Susan Granger review of “The Purge” (Universal Pictures)

 

Admittedly, the satirical premise of this sci/fi horror story is provocative. In 2022, when the
unemployment rate is at one percent and the poverty rate below five percent, the US Government under the New Founding Fathers of America has legalized all crime, including homicide, for one 12-hour period a year to serve as a national catharsis for society’s knife-wielding, gun-toting maniacs, allowing them to commit acts of violence with no fear of retribution.  So, according to the 28th Amendment, from 7 pm on March 21 to 7 am on March 22, anything goes.  It’s “Release the Beast” time in a “nation reborn.”  No police calls will be answered; no emergency services provided.

James Sanlin (Ethan Hawie) is his company’s most stellar salesman of home security systems, and he’s installed top-of-the-line surveillance equipment at his own luxurious McMansion within a gated community where the privileged live.
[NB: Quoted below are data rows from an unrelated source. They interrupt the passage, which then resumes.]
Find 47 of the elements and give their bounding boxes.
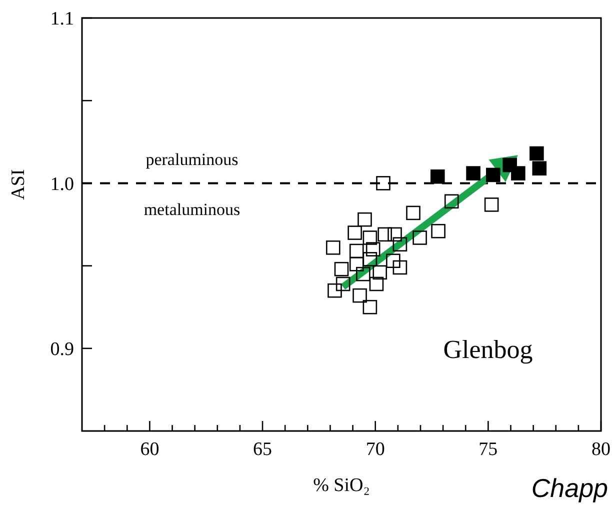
point bbox=[362, 230, 378, 245]
x-tick-label: 65 bbox=[253, 439, 272, 460]
point bbox=[358, 212, 372, 227]
point bbox=[376, 176, 390, 190]
x-axis-title: % SiO₂ bbox=[313, 475, 370, 496]
point bbox=[326, 240, 340, 255]
point bbox=[356, 266, 370, 282]
point bbox=[349, 257, 364, 272]
point bbox=[366, 242, 380, 256]
point bbox=[378, 227, 392, 242]
point bbox=[392, 260, 408, 275]
point bbox=[372, 265, 388, 280]
point bbox=[349, 244, 364, 258]
point bbox=[484, 198, 499, 212]
annotation: peraluminous bbox=[146, 150, 238, 170]
point bbox=[511, 166, 526, 180]
point bbox=[530, 146, 544, 161]
y-tick-label: 1.0 bbox=[50, 174, 74, 195]
y-tick-label: 1.1 bbox=[50, 8, 74, 30]
point bbox=[386, 254, 400, 268]
x-tick-label: 80 bbox=[592, 439, 610, 460]
point bbox=[336, 276, 350, 292]
x-tick-label: 60 bbox=[140, 439, 160, 460]
x-tick-label: 75 bbox=[478, 439, 498, 460]
y-axis-title: ASI bbox=[8, 169, 29, 200]
point bbox=[362, 252, 378, 266]
x-tick-label: 70 bbox=[366, 439, 385, 460]
point bbox=[334, 262, 349, 276]
point bbox=[431, 224, 446, 238]
point bbox=[486, 168, 500, 182]
point bbox=[392, 237, 408, 252]
text: Chapp bbox=[531, 473, 608, 503]
point bbox=[369, 276, 384, 292]
point bbox=[444, 194, 459, 209]
annotation: metaluminous bbox=[144, 200, 240, 220]
y-tick-label: 0.9 bbox=[50, 339, 74, 360]
point bbox=[352, 288, 367, 303]
point bbox=[532, 161, 547, 176]
point bbox=[388, 227, 402, 242]
point bbox=[328, 283, 342, 298]
point bbox=[430, 169, 445, 184]
point bbox=[362, 300, 378, 314]
point bbox=[348, 226, 362, 240]
point bbox=[412, 230, 427, 245]
point bbox=[466, 166, 480, 180]
point bbox=[406, 206, 420, 220]
annotation: Glenbog bbox=[443, 335, 533, 364]
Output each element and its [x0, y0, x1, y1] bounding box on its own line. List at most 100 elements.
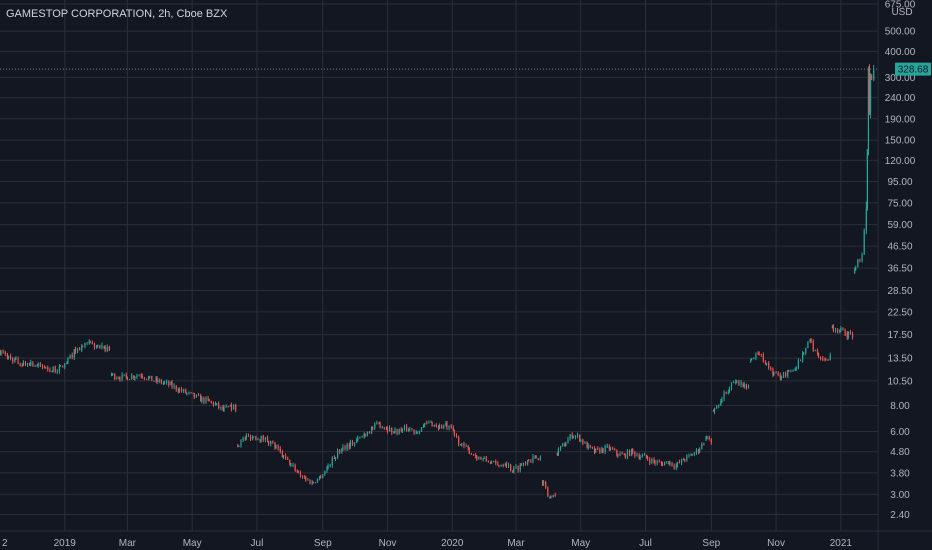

While he and his wife Mary (Lena Headley) are prepared for the coming lockdown, hunkering in behind steel shutters, watching the mayhem on television, his family is thrown into chaos, particularly his teenagers, Charlie (Max Burkholder) and Zoey
(Adelaide Kane), when James accidentally kills Zoey’s older boyfriend, mistaking him for an intruder. Then there’s the very real threat posed by a homeless black man (Edwin Hodge), an injured drifter seeking sanctuary, whom Charlie has allowed into the house. When an angry mob comes looking for the man, they demand his release, threatening to ‘purge’ the entire family.

“Things like this aren’t supposed to happen in our neighborhood,” James wails.

Whether consciously or unconsciously, writer/director James DeMonaco (“Assault on Precinct 13,” “The Negotiator”) utilizes the same scary, dystopian, class-warfare concept as “The Hunger Games” but, unfortunately, the sacrificial potential for psychological suspense and tension, revolving around aggression, simply disintegrates into the idiotic gory carnage of a home-invasion thriller. And the macabre masks that the marauding mobs of Freaks wear seem like an obvious homage to “A Clockwork Orange.”

On the Granger Movie Gauge of 1 to 10, “The Purge” is an improbable, yet blood-splattered 4. Interesting idea:  execrable execution.